The Ipswich sex-ads ban story again raises the issue of whether or not local newspapers should make moral judgements on who they take money from.
Who could read the comments of former policeman Neil Boast (as exclusively reported by Press Gazette) and not think that the reputation of any paper would be sullied by carrying these sort of ads?
Boast regularly raided brothels which had advertised in local newspapers: The Ipswich Evening Star and East Anglian Daily Times.
The women involved were “always trafficked” he said. According to Boast, the men using such services would say: “Look, it’s in the paper, how can it be wrong?”.
It is surprising that only now, three years after the murders of five prostitutes in Ipswich, has action been taken by the papers in the town.

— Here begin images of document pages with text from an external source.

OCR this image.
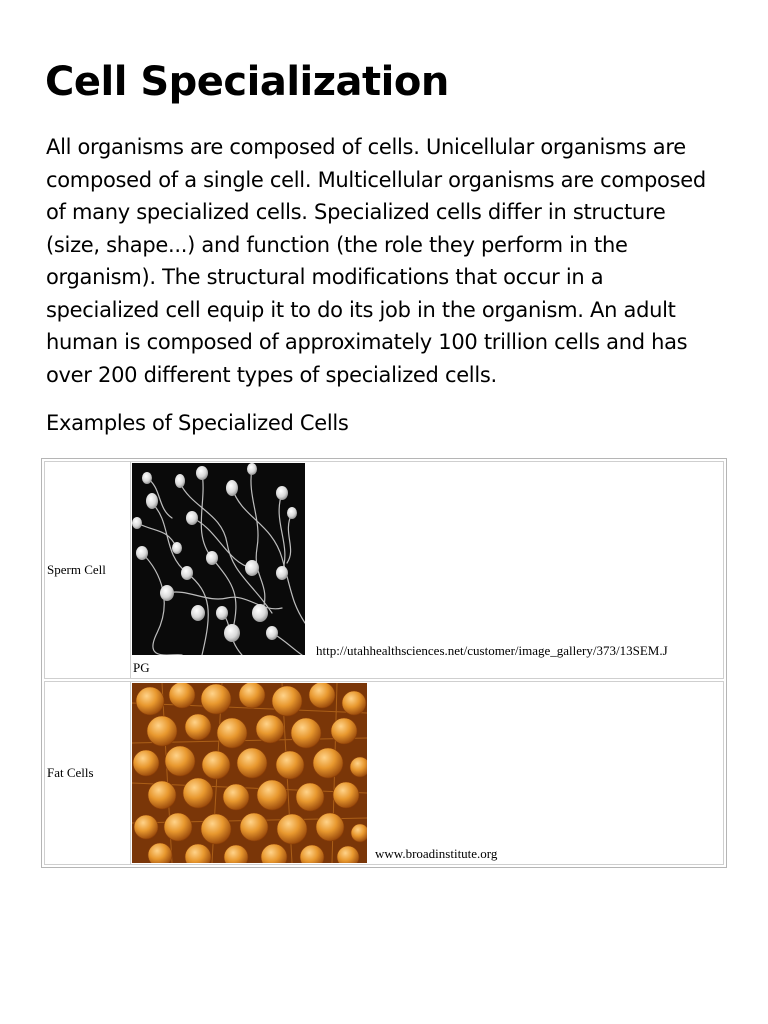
Cell Specialization
All organisms are composed of cells. Unicellular organisms are
composed of a single cell. Multicellular organisms are composed
of many specialized cells. Specialized cells differ in structure
(size, shape...) and function (the role they perform in the
organism). The structural modifications that occur in a
specialized cell equip it to do its job in the organism. An adult
human is composed of approximately 100 trillion cells and has
over 200 different types of specialized cells.
Examples of Specialized Cells
Sperm Cell
http://utahhealthsciences.net/customer/image_gallery/373/13SEM.J
PG
Fat Cells
www.broadinstitute.org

But the Archant papers are to be commended for putting doing the right thing ahead of the £40,000 a year which Boast believes those ads brought in.
Before the 2009 European Elections the British National Party bought a lot of local press adverts leading to much debate about whether they constituted the sort of advertiser local newspapers wanted.
I’d argue that editors and publishers should make a moral decision on matters like this and ask themselves whether these are the sort of people they want to do business with and whether this is the sort of money they want to be buying their children’s shoes with.
Plenty of local newspapers still carry advertising for trafficked women in their adult services sections.
Following the comments of former police sergeant Boast they can’t plead ignorance to what those often coded adverts are really all about.
Hopefully other publishers who have yet to ban these ads will soon follow suit.